= Manav Vikas Mission =

Manav Vikas Mission (Marathi : मानव विकास मिशन) (translation: Human Development Mission) is an initiative of the Government of Maharashtra to increase Human Development Index of backward districts of Maharashtra, India. The programme was launched in 2006. Currently 125 tehsils/blocks from 23 districts come under this mission. The initiative focuses mainly on the health, income generation and education of populations in rural areas. Village students do not usually have appropriate facilities to study in the villages; the initiative provides free study rooms for village students. After observing that village girls abandon their educations midway because of the lengthy distance between high schools and villages, the state government also started providing free bus services to transport village girls from their native villages to high schools.

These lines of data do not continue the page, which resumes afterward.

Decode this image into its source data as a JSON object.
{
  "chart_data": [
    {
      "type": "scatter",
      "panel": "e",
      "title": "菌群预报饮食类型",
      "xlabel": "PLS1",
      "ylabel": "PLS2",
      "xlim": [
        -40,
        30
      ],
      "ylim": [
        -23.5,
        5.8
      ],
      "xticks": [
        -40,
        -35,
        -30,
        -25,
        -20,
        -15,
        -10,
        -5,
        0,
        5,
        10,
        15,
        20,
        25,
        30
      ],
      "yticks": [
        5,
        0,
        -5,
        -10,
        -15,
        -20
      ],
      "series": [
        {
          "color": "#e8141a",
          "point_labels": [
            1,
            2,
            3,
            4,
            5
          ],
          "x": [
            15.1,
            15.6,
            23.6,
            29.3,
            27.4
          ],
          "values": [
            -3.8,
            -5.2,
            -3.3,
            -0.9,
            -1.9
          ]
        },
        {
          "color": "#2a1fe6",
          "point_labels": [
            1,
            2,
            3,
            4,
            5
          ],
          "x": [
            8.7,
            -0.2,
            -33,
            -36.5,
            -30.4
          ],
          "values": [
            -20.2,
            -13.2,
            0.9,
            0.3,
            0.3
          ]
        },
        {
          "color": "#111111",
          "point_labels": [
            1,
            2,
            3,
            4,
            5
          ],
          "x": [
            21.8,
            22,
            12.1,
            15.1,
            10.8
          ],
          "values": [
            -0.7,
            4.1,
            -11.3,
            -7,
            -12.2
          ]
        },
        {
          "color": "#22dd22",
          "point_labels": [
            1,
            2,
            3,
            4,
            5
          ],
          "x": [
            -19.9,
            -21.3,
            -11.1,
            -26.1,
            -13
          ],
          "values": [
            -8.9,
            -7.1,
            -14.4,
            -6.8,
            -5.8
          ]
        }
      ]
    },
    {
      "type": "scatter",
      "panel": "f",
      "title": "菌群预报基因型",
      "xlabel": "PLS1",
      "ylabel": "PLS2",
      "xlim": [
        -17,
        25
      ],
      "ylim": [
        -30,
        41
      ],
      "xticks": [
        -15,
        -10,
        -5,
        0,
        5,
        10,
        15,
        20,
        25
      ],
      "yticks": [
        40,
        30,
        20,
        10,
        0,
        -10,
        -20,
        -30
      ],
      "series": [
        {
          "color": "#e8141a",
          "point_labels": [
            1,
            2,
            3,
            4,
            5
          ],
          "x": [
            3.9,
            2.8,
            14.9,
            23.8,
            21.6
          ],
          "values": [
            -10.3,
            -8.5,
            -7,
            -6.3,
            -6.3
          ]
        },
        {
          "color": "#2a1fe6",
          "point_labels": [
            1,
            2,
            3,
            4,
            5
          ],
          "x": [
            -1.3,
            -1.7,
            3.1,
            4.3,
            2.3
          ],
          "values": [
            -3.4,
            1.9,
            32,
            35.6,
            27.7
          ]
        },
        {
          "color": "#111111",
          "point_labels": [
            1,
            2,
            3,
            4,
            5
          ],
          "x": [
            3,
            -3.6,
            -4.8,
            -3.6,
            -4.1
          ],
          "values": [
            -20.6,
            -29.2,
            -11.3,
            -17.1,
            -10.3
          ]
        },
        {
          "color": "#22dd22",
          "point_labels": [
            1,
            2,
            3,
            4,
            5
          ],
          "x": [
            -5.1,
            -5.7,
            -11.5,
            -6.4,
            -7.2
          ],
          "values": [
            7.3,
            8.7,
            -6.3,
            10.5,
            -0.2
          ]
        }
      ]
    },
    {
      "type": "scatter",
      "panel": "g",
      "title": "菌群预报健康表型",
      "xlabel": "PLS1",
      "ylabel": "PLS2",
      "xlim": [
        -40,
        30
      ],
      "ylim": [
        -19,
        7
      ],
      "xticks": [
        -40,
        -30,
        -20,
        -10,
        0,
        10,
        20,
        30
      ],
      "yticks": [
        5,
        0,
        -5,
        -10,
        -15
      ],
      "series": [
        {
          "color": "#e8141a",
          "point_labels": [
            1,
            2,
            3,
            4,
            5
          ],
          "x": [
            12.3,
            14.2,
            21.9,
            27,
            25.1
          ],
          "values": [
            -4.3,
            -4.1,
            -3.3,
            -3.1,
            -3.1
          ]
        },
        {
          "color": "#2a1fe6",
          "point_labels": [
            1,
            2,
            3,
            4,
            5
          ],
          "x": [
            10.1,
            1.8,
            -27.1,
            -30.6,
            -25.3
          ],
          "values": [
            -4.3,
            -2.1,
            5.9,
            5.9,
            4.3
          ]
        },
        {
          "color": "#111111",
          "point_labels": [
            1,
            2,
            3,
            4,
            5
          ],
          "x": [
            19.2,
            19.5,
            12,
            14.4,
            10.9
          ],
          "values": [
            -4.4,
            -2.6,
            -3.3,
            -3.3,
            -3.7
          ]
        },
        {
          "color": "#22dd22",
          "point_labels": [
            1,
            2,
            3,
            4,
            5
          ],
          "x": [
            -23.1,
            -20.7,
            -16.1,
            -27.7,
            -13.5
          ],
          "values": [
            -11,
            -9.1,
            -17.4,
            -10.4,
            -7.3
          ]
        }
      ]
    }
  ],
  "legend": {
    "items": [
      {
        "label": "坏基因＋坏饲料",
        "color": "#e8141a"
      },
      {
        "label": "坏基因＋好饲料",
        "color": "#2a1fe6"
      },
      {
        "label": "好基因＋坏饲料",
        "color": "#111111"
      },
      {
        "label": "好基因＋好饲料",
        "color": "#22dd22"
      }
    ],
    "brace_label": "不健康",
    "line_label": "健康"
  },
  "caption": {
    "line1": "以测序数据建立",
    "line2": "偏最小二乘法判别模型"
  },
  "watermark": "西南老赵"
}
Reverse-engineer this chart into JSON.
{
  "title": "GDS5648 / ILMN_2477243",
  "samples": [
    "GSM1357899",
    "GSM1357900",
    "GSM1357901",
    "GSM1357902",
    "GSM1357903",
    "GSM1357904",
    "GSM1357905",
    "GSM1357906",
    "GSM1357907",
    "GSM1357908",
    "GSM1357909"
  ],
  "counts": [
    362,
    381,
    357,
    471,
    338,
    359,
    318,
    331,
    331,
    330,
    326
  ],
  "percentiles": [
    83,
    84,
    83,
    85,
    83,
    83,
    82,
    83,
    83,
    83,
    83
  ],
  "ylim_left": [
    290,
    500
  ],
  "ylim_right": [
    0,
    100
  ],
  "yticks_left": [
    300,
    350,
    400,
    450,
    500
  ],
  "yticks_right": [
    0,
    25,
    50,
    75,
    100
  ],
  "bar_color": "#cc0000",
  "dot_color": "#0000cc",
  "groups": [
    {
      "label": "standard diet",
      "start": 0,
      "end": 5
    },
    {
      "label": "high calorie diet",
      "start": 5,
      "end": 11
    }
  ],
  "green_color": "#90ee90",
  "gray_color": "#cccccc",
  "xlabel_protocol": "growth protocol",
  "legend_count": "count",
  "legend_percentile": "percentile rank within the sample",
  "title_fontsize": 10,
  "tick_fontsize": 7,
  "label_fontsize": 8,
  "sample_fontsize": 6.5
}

==Organisation and selection==
The mission was established in 2006 in 25 talukas ("blocks") of 12 districts. In the 2010 budget it was decided to implement this mission at block level rather than at district level. In 2011, the number of blocks was further increased to 125 from 22 districts, based upon the 2001 census. Blocks were selected on the basis of two parameters; the percentage of female literacy in the block and the percentage of families living below the poverty line in the block on the basis of a 2002 survey. 125 blocks were selected from a tentative list of 175 blocks.

==Aspects==
===Health===
The health aspect mainly focuses on mother and child health (MCH). It also has provisions for maintenance work on government hospital buildings in villages. Pregnant women are motivated to deliver their babies in hospitals rather than in their homes. Rural women usually work on farms until the ninth month of their pregnancies; in this scheme government provides ₹4000 to women who deliver in hospital as "lost wages"—the income that a woman loses because of her stay in hospital during pregnancy.

===Education===
The educational aspect includes the creation of study centres for village students, free bus services for girls, installing solar-powered lighting in village schools and providing books. The scheme also provides for the creation of Balbhavan at the block level. Study rooms are made available mainly for students from 8th standard to 12th standard. Students whose educational standards are low are especially invited to the centres and more focus is given to them by teachers.

===Income generation===
Under the scheme, modern agriculture instruments are made available to farmers.

==Effects==
According to analysts, free bus services for village girls have been effective in reducing dropout rates of female students. Provision of the "lost wages" has increased the rate of hospital deliveries, which have reduced the local maternal mortality rate and infant mortality rate. However, many study centres exists only "on paper" because of bureaucracy. Officials of the education department also seem to ignore the inspection of such study centres. The state government has reduced the scheme's budget in 2015. The Human Development Index (HDI) has not improved much from 2001 to 2011. There is also only a slight improvement in per capita incomes.